Mon attention se porte enfin vers James et j'ai l'impression effrayante de le voir pour la première fois. Cet homme qui hante mes jours et mes nuits depuis des mois, tantôt comme un spectre chuchotant à mon oreille, me heurtant à des souvenirs amers et au vide de son absence, tantôt comme un amant perdu, ses murmures sucrés m’enveloppant d’un voile de désir, enflammant mes pensées de promesses inassouvies. L’homme qui nourrit mes fantasmes les plus enfouis, mais qui, en même temps, a su éveiller en moi une colère sourde, un ressentiment que je n’avais jamais éprouver pour qui que ce soit d'autre. Celui qui a bouleversé mes instincts, fait chavirer mes certitudes, éveillé des sentiments amoureux que je commençais à peine à apprivoiser, à transformer en souvenirs doux-amers.


L’ai-je révé ? Idéalisé ? Oui. Il n'est plus celui qu'il était. Il n'est plus le James que j'ai rencontré, découvert, auquel je me suis attachée. Et, maintenant quoi ?!

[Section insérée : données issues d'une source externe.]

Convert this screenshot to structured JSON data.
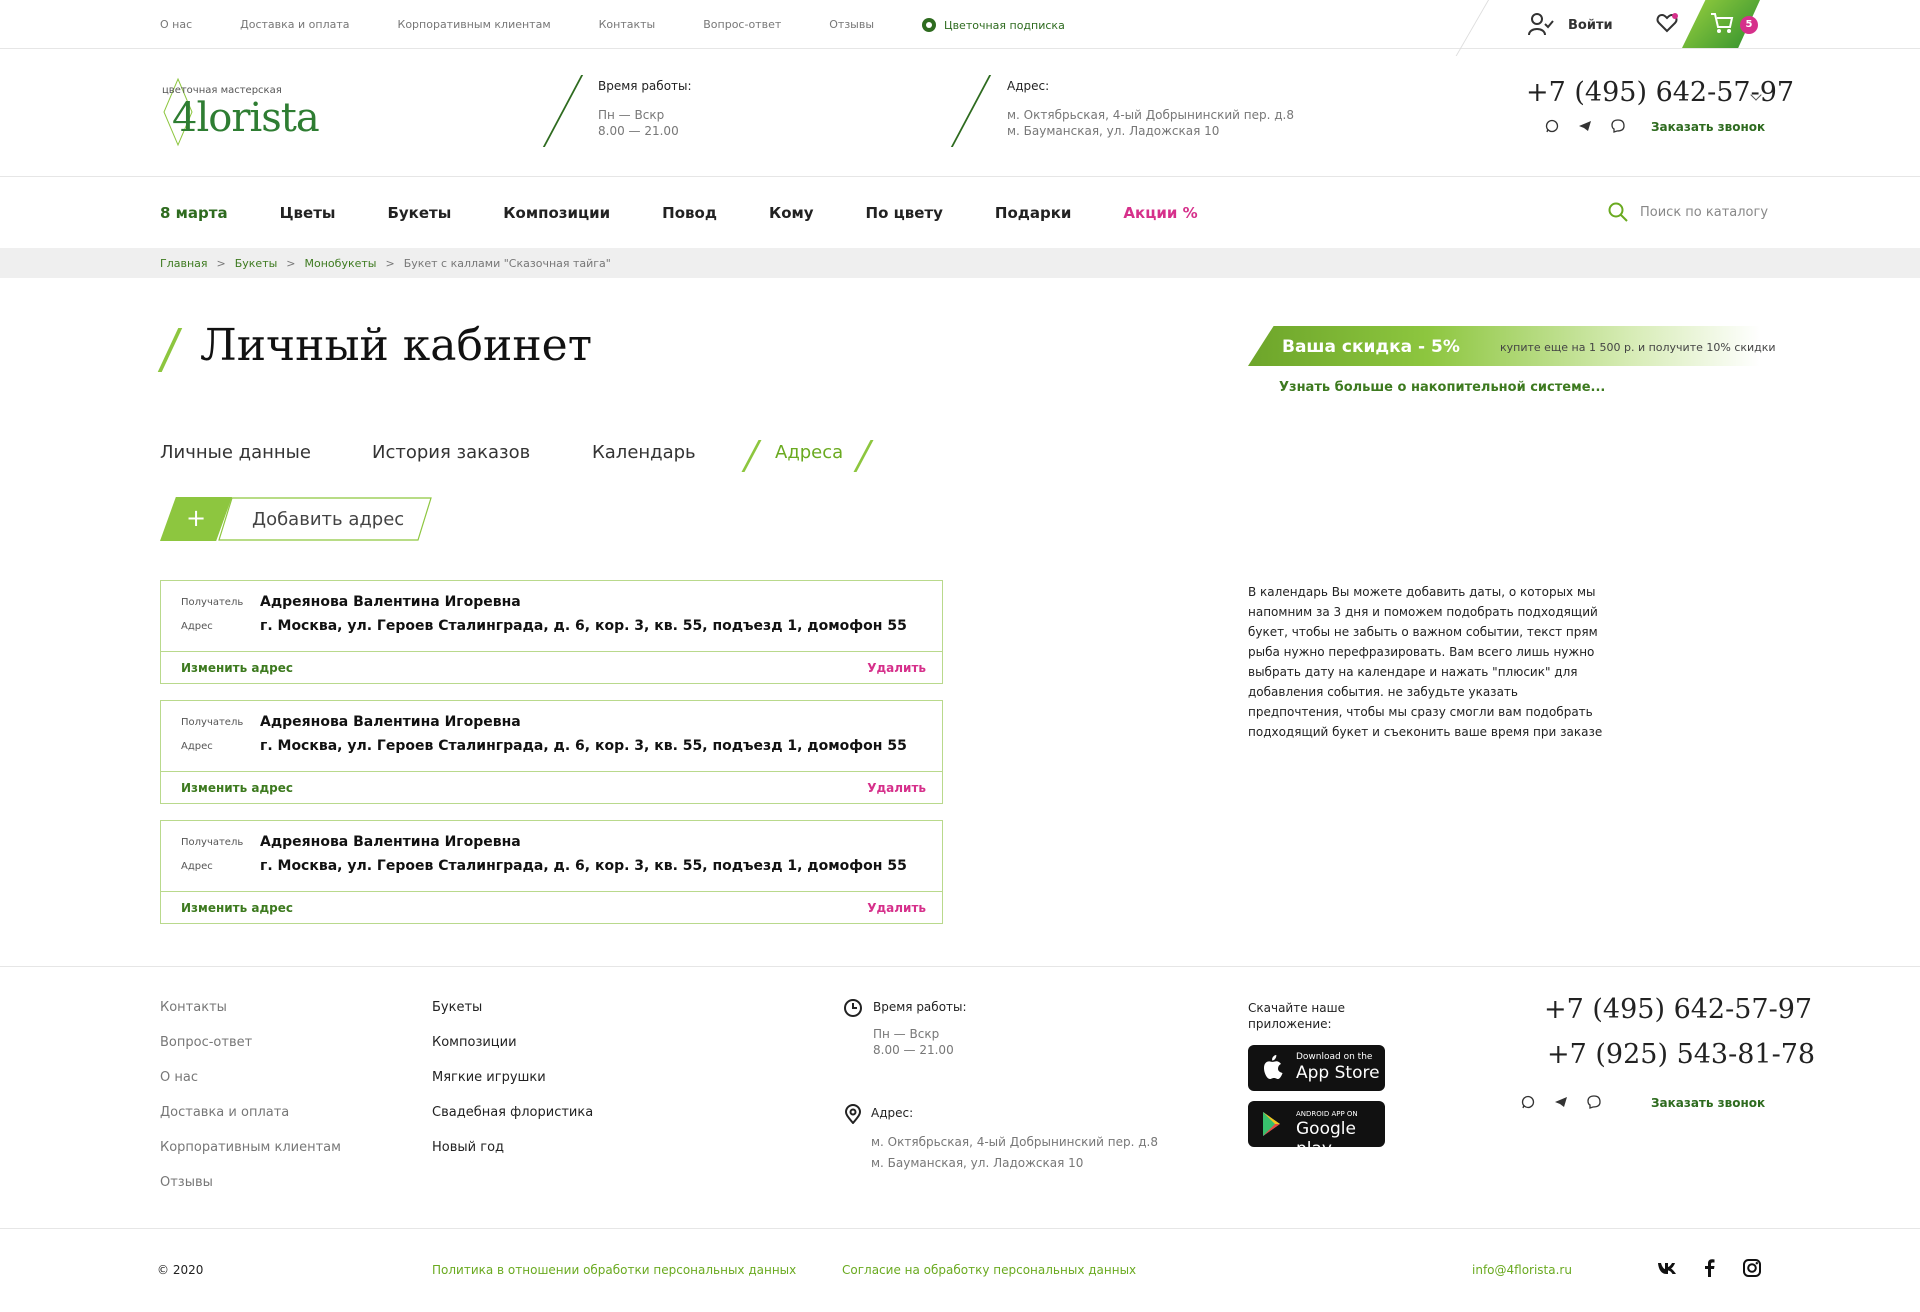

Mon coeur, comme une boussole cherchant son nord, se tourne irrémédiablement vers lui. Il se tient immobile, le souffle lourd, le regard perdu dans le vide. Une ombre figée dans un océan de regrets. Un naufragé. Son combat intérieur, celui qu'il ne m'a jamais laissé entrevoir, surgit comme un ouragan. Sa détresse se reflète dans ses pupilles bleutées et je comprends avec une force dévastatrice qu'il y une complexité en lui qui le rend encore plus unique. Embourbé dans ses erreurs passées, fragilisé par une dépendance qu'il ne semble pas avoir surmonté, il fait naître en moi un paradoxe déroutant : une impulsion vive de l'éloigner à tout prix avant qu'il ne soit trop tard, et une force presque instinctive d'enlacer mes doutes, d'explorer les zones d'ombre de son âme, car l'homme qui se tient devant moi est toujours celui pour lequel mon coeur bat en cet instant.